2020 ESA Annual Meeting (August 3 - 6)

COS 69 Abstract - Management has strong direct effects on animal diversity in a restored tallgrass prairie

Peter Guiden, Biological Sciences, Northern Illinois University, DeKalb, IL and Holly P. Jones, Department of Biological Sciences and Institute for the Study of the Environment, Sustainability, and Energy, Northern Illinois University, DeKalb, IL
Background/Question/Methods

The recovery of taxonomic, functional, or phylogenetic diversity in plant communities is often a primary goal of restoration. In tallgrass prairies, restoration practitioners may use a combination of grazing and/or prescribed fire to promote a diverse native plant community. While these actions often increase plant taxonomic diversity, we know less about their effects on plant functional and phylogenetic diversity. Furthermore, the primacy of plant community restoration is based on the implicit assumption that building a diverse habitat leads to establishment of diverse animal communities.

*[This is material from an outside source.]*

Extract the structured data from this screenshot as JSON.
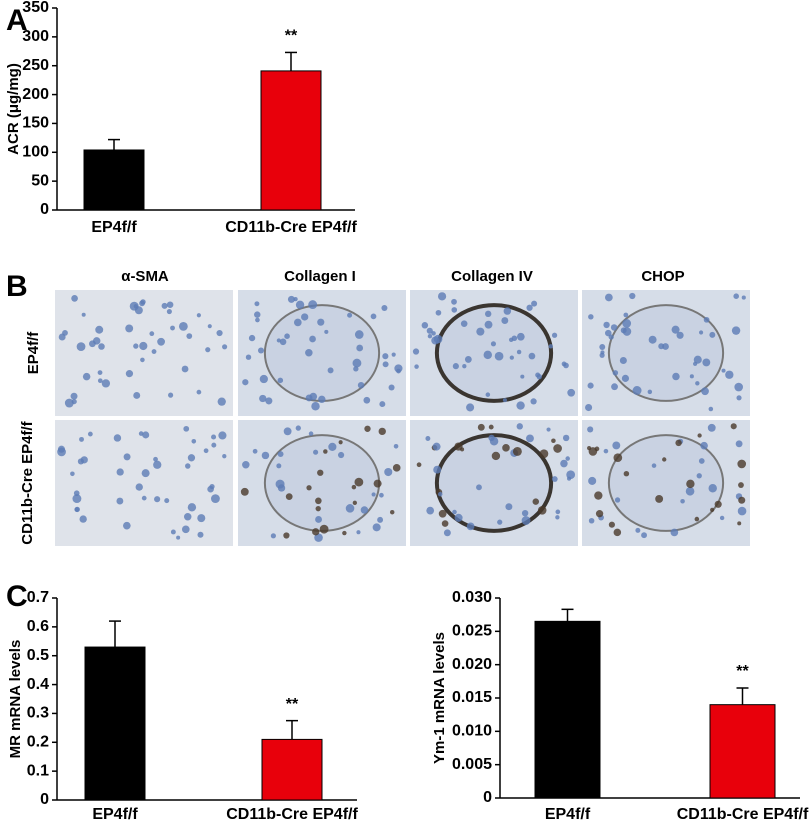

We used a structural equation framework to test a series of causal pathways depicting the relationship between management (time since restoration, time since prescribed burning, and presence of bison) and the taxonomic, functional, and phylogenetic diversity of plants and animals (small mammals, snakes, ground beetles, dung beetles). We tested the relationships between management, plant communities, and animal communities using data collected at Nachusa Grasslands, a restored eastern tallgrass prairie in northern Illinois. Data were collected from permanent monitoring plots in 17 restored prairies between 2016 and 2019 that vary in restoration age (range: 3-33 years), time since burn (range: 3-50 months), and presence of bison, which were reintroduced in 2013.

Results/Conclusions

Prescribed fire typically had a strong positive effect on plant taxonomic diversity, whereas restoration age had a strong positive effect on plant functional diversity. Management explained little variation in plant phylogenetic diversity. We found little evidence that plant diversity was an important predictor of animal diversity; rather, variation in animal diversity was more often explained directly by response to management. For example, small mammal taxonomic diversity increased with time since prescribed fire, and dung beetle phylogenetic diversity was lower in the presence of bison. Only ground beetles showed little to no direct response to management.

These analyses challenge the assumption that restoring diverse plant communities will necessarily lead to diverse animal communities. Rather, restoration ecologists and land managers should consider how animal species respond directly to actions such as grazing or prescribed fire. Additionally, our analyses highlight that understanding the effect of restoration on diversity of either plants or animals may require multiple measures of diversity. Measuring only plant taxonomic diversity or functional diversity would have underestimated the importance of restoration age or prescribed fire, respectively. Ecosystem-wide restoration will require understanding how management actions simultaneously affect multiple trophic levels along multiple dimensions of diversity.